We see in the wounds, the sorrows, and the crucifixion of the Savior—the dreadful malignity of sin! We see how hateful it is to God, since He punished it so severely in His beloved Son, when in our place, He bore it in His own body on the tree. We read the nature of sin—in characters of blood—on the cross of Christ!
Those who have a due sense of the spirituality of the divine law, and who strictly examine their own hearts and lives by that perfect rule of righteousness, will ever see abundant reason for humiliation and self abasement before God.
From sincere love to Jesus Christ—will arise holy hatred of those things which are contrary to His will, and which oppose and hinder us in our endeavors after conformity to Him.
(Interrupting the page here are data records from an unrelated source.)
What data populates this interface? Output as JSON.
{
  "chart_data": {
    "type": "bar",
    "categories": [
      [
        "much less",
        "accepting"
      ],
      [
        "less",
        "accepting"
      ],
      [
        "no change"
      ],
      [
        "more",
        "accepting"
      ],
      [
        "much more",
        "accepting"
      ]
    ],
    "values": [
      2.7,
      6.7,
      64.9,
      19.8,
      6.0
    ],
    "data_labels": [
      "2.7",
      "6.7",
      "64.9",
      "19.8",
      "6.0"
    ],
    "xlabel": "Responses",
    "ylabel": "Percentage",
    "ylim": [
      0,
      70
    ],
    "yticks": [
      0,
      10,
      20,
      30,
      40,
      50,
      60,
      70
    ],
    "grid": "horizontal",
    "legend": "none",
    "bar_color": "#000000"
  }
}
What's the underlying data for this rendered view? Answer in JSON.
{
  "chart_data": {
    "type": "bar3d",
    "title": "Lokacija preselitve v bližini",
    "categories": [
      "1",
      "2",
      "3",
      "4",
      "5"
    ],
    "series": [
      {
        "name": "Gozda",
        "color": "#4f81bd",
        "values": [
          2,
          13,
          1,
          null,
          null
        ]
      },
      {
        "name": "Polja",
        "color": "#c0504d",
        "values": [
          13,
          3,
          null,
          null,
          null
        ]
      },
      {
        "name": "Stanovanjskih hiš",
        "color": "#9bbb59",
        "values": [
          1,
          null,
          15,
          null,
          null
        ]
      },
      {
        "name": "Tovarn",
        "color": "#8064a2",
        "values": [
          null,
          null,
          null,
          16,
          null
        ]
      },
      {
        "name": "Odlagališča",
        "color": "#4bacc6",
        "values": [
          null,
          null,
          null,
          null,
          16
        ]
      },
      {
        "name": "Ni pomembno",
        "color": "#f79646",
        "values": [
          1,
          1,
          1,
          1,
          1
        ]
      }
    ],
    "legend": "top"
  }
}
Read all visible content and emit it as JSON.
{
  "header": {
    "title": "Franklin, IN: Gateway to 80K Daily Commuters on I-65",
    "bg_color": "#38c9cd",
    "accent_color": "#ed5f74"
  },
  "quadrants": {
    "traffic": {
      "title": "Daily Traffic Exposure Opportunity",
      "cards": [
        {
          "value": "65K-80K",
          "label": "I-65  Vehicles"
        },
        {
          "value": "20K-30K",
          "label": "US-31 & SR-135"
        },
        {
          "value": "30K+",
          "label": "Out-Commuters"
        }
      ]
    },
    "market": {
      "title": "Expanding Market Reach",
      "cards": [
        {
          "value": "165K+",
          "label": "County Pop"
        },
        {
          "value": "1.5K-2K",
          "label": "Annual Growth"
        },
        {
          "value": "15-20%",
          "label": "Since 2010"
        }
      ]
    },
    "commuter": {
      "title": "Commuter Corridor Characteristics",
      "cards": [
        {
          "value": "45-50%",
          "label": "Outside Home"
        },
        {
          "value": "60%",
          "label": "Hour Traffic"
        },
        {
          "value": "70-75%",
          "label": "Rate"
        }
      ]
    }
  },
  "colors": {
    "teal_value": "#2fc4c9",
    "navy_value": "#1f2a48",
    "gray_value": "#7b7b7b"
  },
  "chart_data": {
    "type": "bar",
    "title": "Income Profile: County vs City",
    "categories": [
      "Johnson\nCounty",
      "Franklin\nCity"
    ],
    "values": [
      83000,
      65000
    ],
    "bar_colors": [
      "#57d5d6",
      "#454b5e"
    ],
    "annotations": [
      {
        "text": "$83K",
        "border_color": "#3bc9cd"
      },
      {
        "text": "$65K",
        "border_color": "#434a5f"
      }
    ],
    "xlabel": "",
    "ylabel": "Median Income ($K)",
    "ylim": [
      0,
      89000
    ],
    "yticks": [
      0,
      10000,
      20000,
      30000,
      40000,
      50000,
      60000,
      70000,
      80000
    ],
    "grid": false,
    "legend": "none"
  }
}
The vain imaginations of our own evil hearts—will be matter of grief and sorrow to us, "I hate vain thoughts—but I love your law."
The Christian is grieved and distressed, that his thoughts and affections are so much taken up concerning the affairs of the present life, and that he should be so insensible and unmoved at many times, in respect to eternal realities—that his heart should be so hard, so dull and unaffected about matters of infinite importance! He mourns to think that his love to God is so cold, that his desires after Him are so languid, that his zeal for Him is so low, and his gratitude for favors received, is so small.
His heart is pained within him—that he should feel himself so insensible and unmoved under the sound of the gospel. That he should sit and hear of the astonishing love of God in Christ Jesus, and of His giving his beloved Son to bleed and die for his own sins—without being melted into penitence, or inspiring him with love and zeal for Jesus. His heart is pained—that he should be so unaffected with the amazing kindness and compassion of Jesus Christ, manifested in His dying agonies, His bloody sweat, His ignominious cross, His loud and bitter cries, His pierced side, and bleeding heart—and all this for His bitter enemies—to deliver them from deserved and eternal destruction, and to bring them to the possession of everlasting glory and felicity!
"Surely," says he, "if there is a call for the exercise of fervent affections anywhere—it is here at the foot of the cross! O how disquieted I am—to think that I should be so stupid and insensible, even when I could wish my heart to be most ravished! Can anything be presented to my thoughts more important, or more wonderful? And yet how superficial and ineffectual, at some times—are the impressions which are made upon my mind by these views!"